На потном лбу Максима подпрыгивала мокрая прядка волос. Нож, обтесывая болванку, гневно метал стружки. Степка, бесцельно листая книгу, угрюмо сопел: ему не хотелось ввязываться в спор, потому что сам Яков Алексеевич прислушивался к словам Максима с молчаливым одобрением, видимо, ожидая, что скажет Степка.
— Ну, а если, не приведи бог, какой перворот? Тогда што будешь делать? — хищно поблескивая зубами, щерился Максим.
— Зубы повыпадут, покель дождешься перворота!
— Гляди, Степка! Ты уж не махонький… Игра идет „шиб-прошиб“, промахнешься — тебя ушибут! Да случись война или ишо што, я первый тебя драть буду!

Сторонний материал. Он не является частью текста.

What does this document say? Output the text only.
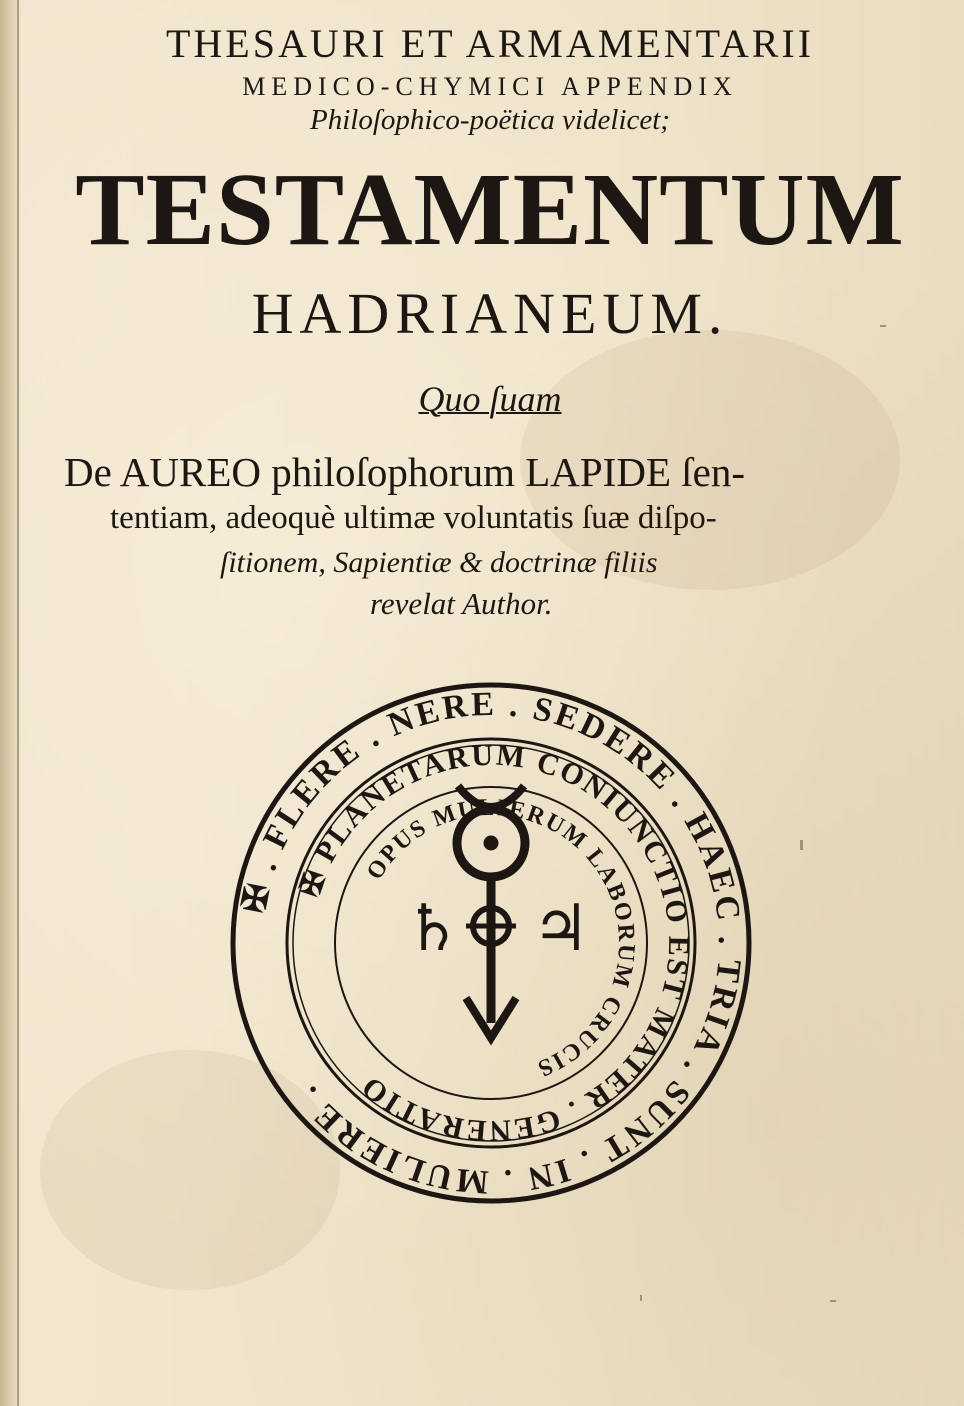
THESAURI ET ARMAMENTARII
MEDICO-CHYMICI APPENDIX
Philoſophico-poëtica videlicet;
TESTAMENTUM
HADRIANEUM.
Quo ſuam
De AUREO philoſophorum LAPIDE ſen-
tentiam, adeoquè ultimæ voluntatis ſuæ diſpo-
ſitionem, Sapientiæ & doctrinæ filiis
revelat Author.
✠ . FLERE . NERE . SEDERE . HAEC . TRIA . SUNT . IN . MULIERE .
✠ PLANETARUM CONIUNCTIO EST MATER . GENERATIO
OPUS MULIERUM LABORUM CRUCIS
♄ ♃
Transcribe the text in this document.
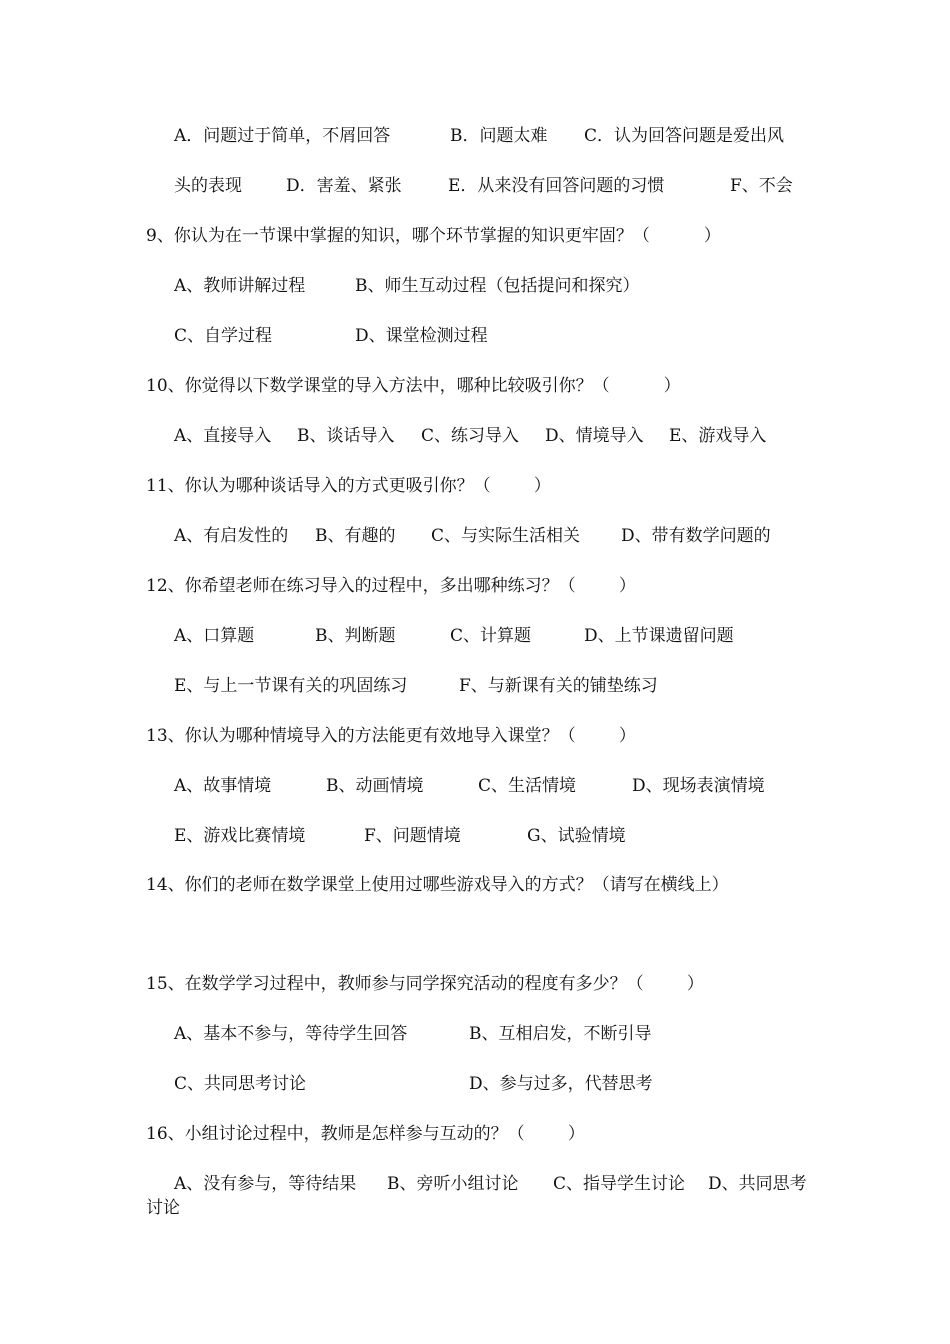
A．问题过于简单，不屑回答

	B．问题太难

C．认为回答问题是爱出风

头的表现

	D．害羞、紧张

	E．从来没有回答问题的习惯

	F、不会

9、你认为在一节课中掌握的知识，哪个环节掌握的知识更牢固？（          ）

A、教师讲解过程

	B、师生互动过程（包括提问和探究）

C、自学过程

	D、课堂检测过程

10、你觉得以下数学课堂的导入方法中，哪种比较吸引你？（          ）

A、直接导入

B、谈话导入

C、练习导入

D、情境导入

E、游戏导入

11、你认为哪种谈话导入的方式更吸引你？（        ）

A、有启发性的

B、有趣的

C、与实际生活相关

D、带有数学问题的

12、你希望老师在练习导入的过程中，多出哪种练习？（        ）

A、口算题

	B、判断题

	C、计算题

	D、上节课遗留问题

E、与上一节课有关的巩固练习

	F、与新课有关的铺垫练习

13、你认为哪种情境导入的方法能更有效地导入课堂？（        ）

A、故事情境

	B、动画情境

	C、生活情境

	D、现场表演情境

E、游戏比赛情境

	F、问题情境

	G、试验情境

14、你们的老师在数学课堂上使用过哪些游戏导入的方式？（请写在横线上）

15、在数学学习过程中，教师参与同学探究活动的程度有多少？（        ）

A、基本不参与，等待学生回答

	B、互相启发，不断引导

C、共同思考讨论

	D、参与过多，代替思考

16、小组讨论过程中，教师是怎样参与互动的？（        ）

A、没有参与，等待结果

B、旁听小组讨论

C、指导学生讨论

D、共同思考

讨论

Таких щенят, как ты, убивать не зачем, а плетью сечь буду… До болятки!
— И следовает!.. — подталдыкивал Яков Алексеевич.
— Пороть буду, вот те крест!.. — подрагивая ноздрями, гремел Максим. — В германскую войну, помню, пригнали нашу сотню на какую-то фабрику под Москвой, рабочие там бунтовались. Приехали мы перед вечером, в‘езжаем в ворота, а народу возле конторы — тьма. „Братцы-казаки“, — шумят, — „становитесь в наши ряды!“ Командир сотни — войсковой старшина Боков — командует: „В плети их, сукиных сынов!..“
Максим захлебнулся смехом и, багровея, наливаясь краской, долго раскатисто ржал.
— Плеть-то у меня сыромятная, в конце пулька зашита… Выезжаю вперед, как гаркну забастовщикам этим: „Вставай, подымайся, рабочий народ! Приехали казаки вам ж… пороть!..“ Попереди всех старичишка в картузе стоял, так седенький, щупленький… Я его как потяну плетью, а он — копырь и упал коню под ноги… Што там было… — суживая глаза, тянул Максим. — Бабья этого лошадьми потоптали — штук двадцать. Ребята осатанели и уж за шашки взялись…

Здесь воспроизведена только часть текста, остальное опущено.